難分解性物質という脅威
現代の産業活動や都市化の進展に伴い、土壌や地下水、大気中に「難分解性化学物質」が蓄積されるケースが世界中で深刻化しています。
代表的な難分解性物質には、ベンゼンやトルエンなどの揮発性有機化合物(VOC)、多環芳香族炭化水素(PAHs)、PCB、ダイオキシン類、農薬や除草剤の一部などが含まれ、これらは安定した化学構造や分解可能な微生物の少なさが原因で「自然浄化(ナチュラルアテニュエーション)」では除去が難しい汚染物質として知られています。それだけではなく、健康被害(発がん性、肝機能障害、呼吸器疾患など)や生態系の破壊といった有害性も持ち合わせており、生物の力を活用した浄化技術(バイオレメディエーションやバイオオーグメンテーション)の重要性が高まっています。
バイオオーグメンテーション (生物分解) とは?
生物の働きにより汚染物質を分解し、汚染物質の浄化を図る技術である「バイオレメディエーション」のうち、特に、外部で培養した微生物を導入することで浄化をする技術を「バイオオーグメンテーション」といいます。バイオオーグメンテーションは近年、揮発性有機化合物(VOCs)をはじめとした難分解性化学物質に対する浄化として注目を集めていて、私たちが提供する微細菌ERP KB-12株を用いたBioTechもこの一つです。
(参考:環境省「バイオレメディエーションに関する情報」)
論文から読み解く現状課題と可能性
BioTechの説明の前に、現状のバイオオーグメンテーションの技術的な課題と可能性についてまとめておきます。
「バイオオーグメンテーションの実用化への可能性と課題」(日本生物工学会誌)では、外部から導入した微生物を用いて汚染物質を分解・無害化するこの技術が、多くの期待を集めている一方で、いくつかの実用化上のハードルを抱えていることが指摘されています。
特に大きな課題としては、導入された微生物が現地の土壌や地下水環境に定着しにくく、想定された分解性能が発揮されないケースがあることが挙げられます。加えて、適切な微生物の選定や大量培養、運搬・注入の方法、安全性の評価といった技術的・制度的な側面にも改善の余地が残されています。

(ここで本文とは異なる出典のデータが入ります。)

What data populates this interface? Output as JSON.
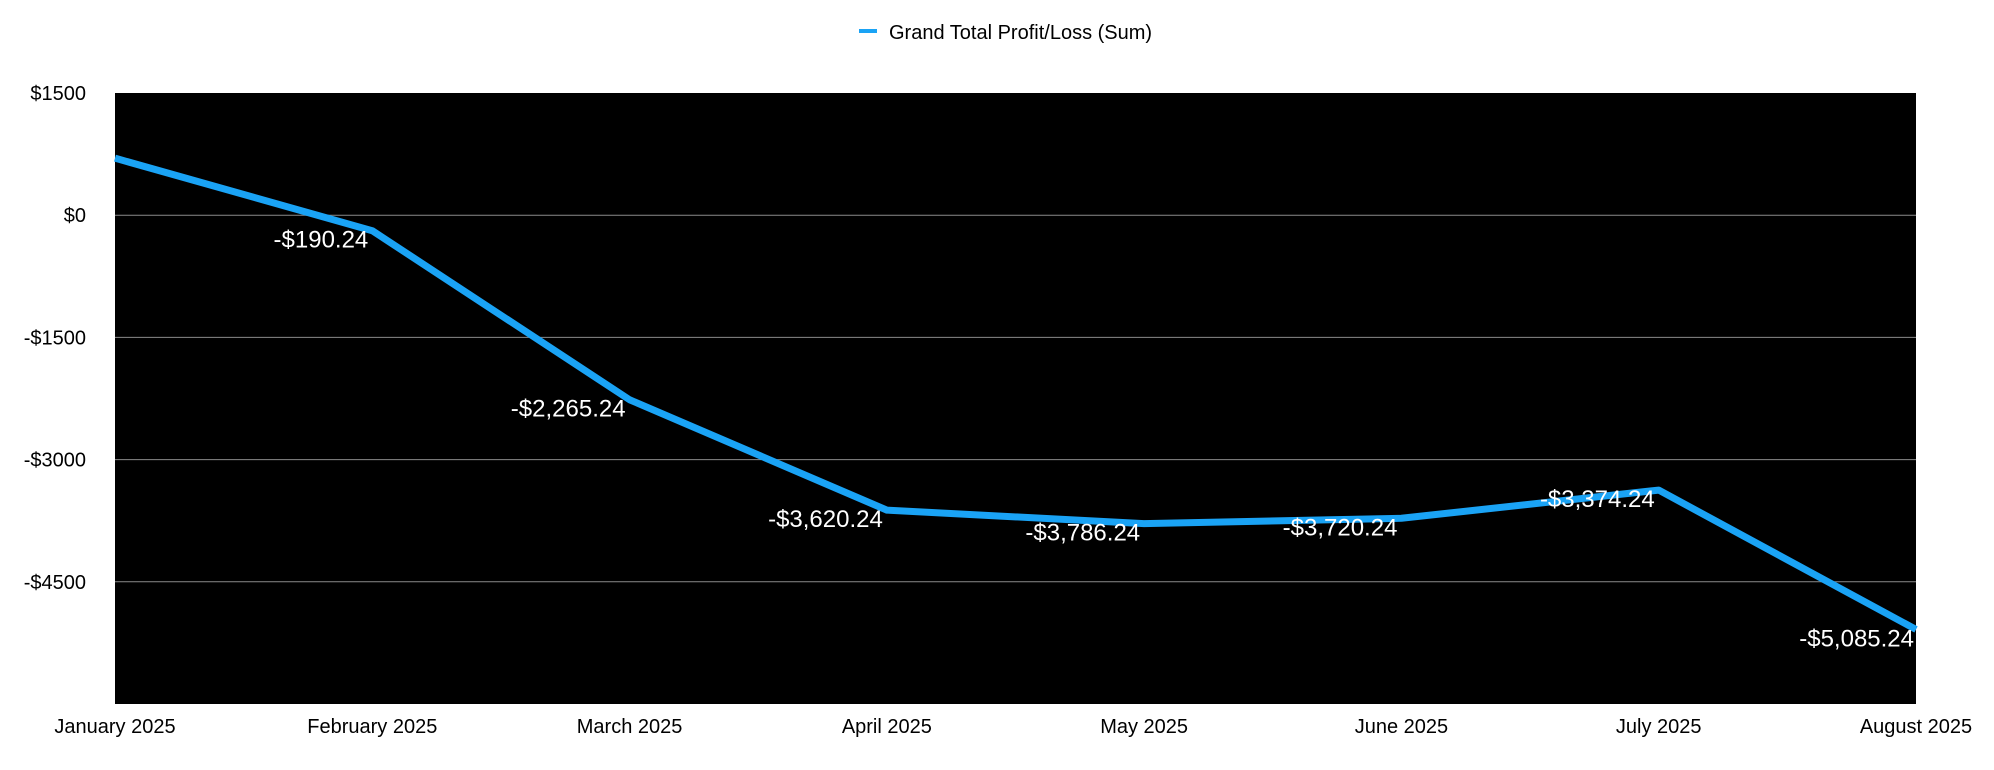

しかしながら、こうした課題を乗り越えれば、バイオオーグメンテーションは従来の物理・化学的な処理方法と比べて低コストで環境への負荷が少ない、持続可能な浄化技術として、大きな可能性を秘めています。例えば、揮発性有機化合物(VOCs)によって汚染された土壌に特定の分解菌を注入し、酸素と栄養を併用して供給したところ、3週間でトリクロロエチレン(TCE)やシス-1,2-ジクロロエチレンの濃度が大幅に減少したという実証実験が報告されています。また、実験室条件下では、ベンゼン類に対しても数日~数週間で顕著な分解効果が確認されました。こうした結果は、難分解性汚染物質に対して、選択された微生物が実際に高い分解性能を発揮する可能性を示しています。